DOT's SPACE

A little bit about mobile, the Internet and research in these areas…

Invited Presentation at Budapest University

During our recent PSIRP workshop at the beginning of June, we took the time to insert an invited presentation by Pekka Nikander and myself at Budapest University (organized by Ericsson Hungary on June 2nd) on the topic of Future Internet. This is certainly a wide topic and we both tried to capture interesting angles on this issue.

You can find my presentation here. It is a mixture of a call for re-thinking fundamentals (clean-slate design), tussle networking and the work done in the Communications Futures Program at MIT on value chain dynamics. I hope that you find it interesting and stimulating.

Unfortunately, I cannot make Pekka’s slides available but drop him an email in case you are interested (or drop me one, I can ask him) – they’re definitely worthwhile checking out!

PSIRP vision available now!

As I have written before, PSIRP (an EU FP7 project of small scale) started in January this year. While we are heading towards the deliverables of this project, we also underwent an internal exercise to create and formulate a clear vision for what we are aiming at, something that is bigger than what we’re actually doing but something that gives our work a clear frame.

As no surprise to me, we adopted the tussle networking vision, which I have presented earlier on this blog, as our vision in PSIRP with a clearly formulated scope for our project (embedded in this larger vision). The information provisioning plane, presented in this vision, clearly maps onto the work we intend to perform in PSIRP. Surely, many pieces, in particular in the space of Semantic Web and tussle delimination, are largely missing in our work scope but we can already see how some of these ideas also emerge in our architectural work (more on this in later blogs).

Besides the vision aspect however, this exercise also served the purpose of engaging internal project members into the overall story, embedding them into the picture (or at least attempt to do so). For that reason, the actual vision is accompanied by a set of scenarios, which was collectively created and pressed into a storyline that describes the life of fictious John and Mary (and their family).

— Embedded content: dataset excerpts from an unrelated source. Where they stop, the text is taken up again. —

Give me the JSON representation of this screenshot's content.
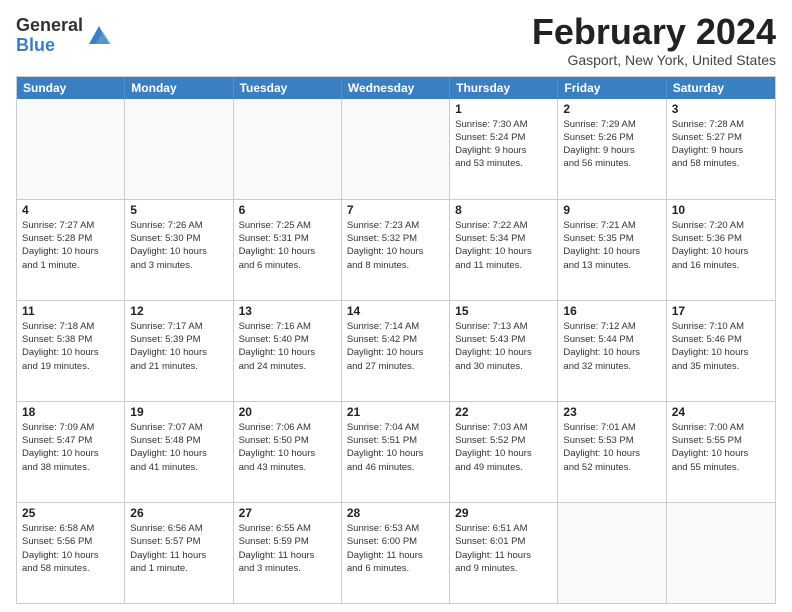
{
  "header": {
    "logo_general": "General",
    "logo_blue": "Blue",
    "month_title": "February 2024",
    "location": "Gasport, New York, United States"
  },
  "days_of_week": [
    "Sunday",
    "Monday",
    "Tuesday",
    "Wednesday",
    "Thursday",
    "Friday",
    "Saturday"
  ],
  "weeks": [
    [
      {
        "day": "",
        "info": ""
      },
      {
        "day": "",
        "info": ""
      },
      {
        "day": "",
        "info": ""
      },
      {
        "day": "",
        "info": ""
      },
      {
        "day": "1",
        "info": "Sunrise: 7:30 AM\nSunset: 5:24 PM\nDaylight: 9 hours\nand 53 minutes."
      },
      {
        "day": "2",
        "info": "Sunrise: 7:29 AM\nSunset: 5:26 PM\nDaylight: 9 hours\nand 56 minutes."
      },
      {
        "day": "3",
        "info": "Sunrise: 7:28 AM\nSunset: 5:27 PM\nDaylight: 9 hours\nand 58 minutes."
      }
    ],
    [
      {
        "day": "4",
        "info": "Sunrise: 7:27 AM\nSunset: 5:28 PM\nDaylight: 10 hours\nand 1 minute."
      },
      {
        "day": "5",
        "info": "Sunrise: 7:26 AM\nSunset: 5:30 PM\nDaylight: 10 hours\nand 3 minutes."
      },
      {
        "day": "6",
        "info": "Sunrise: 7:25 AM\nSunset: 5:31 PM\nDaylight: 10 hours\nand 6 minutes."
      },
      {
        "day": "7",
        "info": "Sunrise: 7:23 AM\nSunset: 5:32 PM\nDaylight: 10 hours\nand 8 minutes."
      },
      {
        "day": "8",
        "info": "Sunrise: 7:22 AM\nSunset: 5:34 PM\nDaylight: 10 hours\nand 11 minutes."
      },
      {
        "day": "9",
        "info": "Sunrise: 7:21 AM\nSunset: 5:35 PM\nDaylight: 10 hours\nand 13 minutes."
      },
      {
        "day": "10",
        "info": "Sunrise: 7:20 AM\nSunset: 5:36 PM\nDaylight: 10 hours\nand 16 minutes."
      }
    ],
    [
      {
        "day": "11",
        "info": "Sunrise: 7:18 AM\nSunset: 5:38 PM\nDaylight: 10 hours\nand 19 minutes."
      },
      {
        "day": "12",
        "info": "Sunrise: 7:17 AM\nSunset: 5:39 PM\nDaylight: 10 hours\nand 21 minutes."
      },
      {
        "day": "13",
        "info": "Sunrise: 7:16 AM\nSunset: 5:40 PM\nDaylight: 10 hours\nand 24 minutes."
      },
      {
        "day": "14",
        "info": "Sunrise: 7:14 AM\nSunset: 5:42 PM\nDaylight: 10 hours\nand 27 minutes."
      },
      {
        "day": "15",
        "info": "Sunrise: 7:13 AM\nSunset: 5:43 PM\nDaylight: 10 hours\nand 30 minutes."
      },
      {
        "day": "16",
        "info": "Sunrise: 7:12 AM\nSunset: 5:44 PM\nDaylight: 10 hours\nand 32 minutes."
      },
      {
        "day": "17",
        "info": "Sunrise: 7:10 AM\nSunset: 5:46 PM\nDaylight: 10 hours\nand 35 minutes."
      }
    ],
    [
      {
        "day": "18",
        "info": "Sunrise: 7:09 AM\nSunset: 5:47 PM\nDaylight: 10 hours\nand 38 minutes."
      },
      {
        "day": "19",
        "info": "Sunrise: 7:07 AM\nSunset: 5:48 PM\nDaylight: 10 hours\nand 41 minutes."
      },
      {
        "day": "20",
        "info": "Sunrise: 7:06 AM\nSunset: 5:50 PM\nDaylight: 10 hours\nand 43 minutes."
      },
      {
        "day": "21",
        "info": "Sunrise: 7:04 AM\nSunset: 5:51 PM\nDaylight: 10 hours\nand 46 minutes."
      },
      {
        "day": "22",
        "info": "Sunrise: 7:03 AM\nSunset: 5:52 PM\nDaylight: 10 hours\nand 49 minutes."
      },
      {
        "day": "23",
        "info": "Sunrise: 7:01 AM\nSunset: 5:53 PM\nDaylight: 10 hours\nand 52 minutes."
      },
      {
        "day": "24",
        "info": "Sunrise: 7:00 AM\nSunset: 5:55 PM\nDaylight: 10 hours\nand 55 minutes."
      }
    ],
    [
      {
        "day": "25",
        "info": "Sunrise: 6:58 AM\nSunset: 5:56 PM\nDaylight: 10 hours\nand 58 minutes."
      },
      {
        "day": "26",
        "info": "Sunrise: 6:56 AM\nSunset: 5:57 PM\nDaylight: 11 hours\nand 1 minute."
      },
      {
        "day": "27",
        "info": "Sunrise: 6:55 AM\nSunset: 5:59 PM\nDaylight: 11 hours\nand 3 minutes."
      },
      {
        "day": "28",
        "info": "Sunrise: 6:53 AM\nSunset: 6:00 PM\nDaylight: 11 hours\nand 6 minutes."
      },
      {
        "day": "29",
        "info": "Sunrise: 6:51 AM\nSunset: 6:01 PM\nDaylight: 11 hours\nand 9 minutes."
      },
      {
        "day": "",
        "info": ""
      },
      {
        "day": "",
        "info": ""
      }
    ]
  ]
}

I am happy to say that the overall (internal) goal of engaging the project members seemed to have been achieved. We collected a set of scenarios across different types of services and experiences from quite many project members. All of these scenarios are presented in a way that, apart from the actual storyline (I took the liberty to change the original contributions towards a somewhat coherent lifestory), each scenario outlines the background as well as the essence of the scenario in relation to our vision of an information-centric Internet.

As said, the vision and scenarios document is not an official deliverable of our project, it is a technical report created outside our agreed obligations. I expect PSIRP to create other such technical reports, touching on issues we identify in this effort that we either did not foresee upfront (in the end, this is explorative research!) or did not want to commit to strongly in form of a deliverable. The vision and scenarios document is a public document, as almost all of our deliverables are. It can be read by anyone and it is intended to be distributed. So please feel free to do so (read and distribute – possibly even comment here). You can find the document for download here and it will also be available on the PSIRP project website soon.

Internet of Things 2008

End of March, I visited the Internet of Things 2008 conference in Zurich. The conference was an interesting mix of business and research people, discussing the Internet of Things around RFID and beyond.

I was invited to talk about the challenges ahead for the Internet at large, driven by the increasing cross-value chain collaboration that is driven forward not only but in particular by RFID.

In this talk, I tried to make the point that the discussion around Internet of Things, Internet of Services, and Internet of whatever is counterproductive and an indication of today’s still prevailing ignorance and inability to consider the Internet as a large-scale system that requires system solutions. I put forward a suggestion for overcoming this silo-ed thinking through an architectural vision called tussle networking, which has been presented earlier in this blog. This vision envisages a collaborative environment in which concerns of participants are captured (through intelligent methods found in, e.g., context awareness) and expressed through explicit policies, executed by a system centered around information, its provisioning, representation and reasoning over.

It was certainly a different view in this conference, creating interesting debate at the end of the presentation. You can find the slides of my presentation here.

Back to blogging

WordPress has finally been updated! Now it’s back to blogging.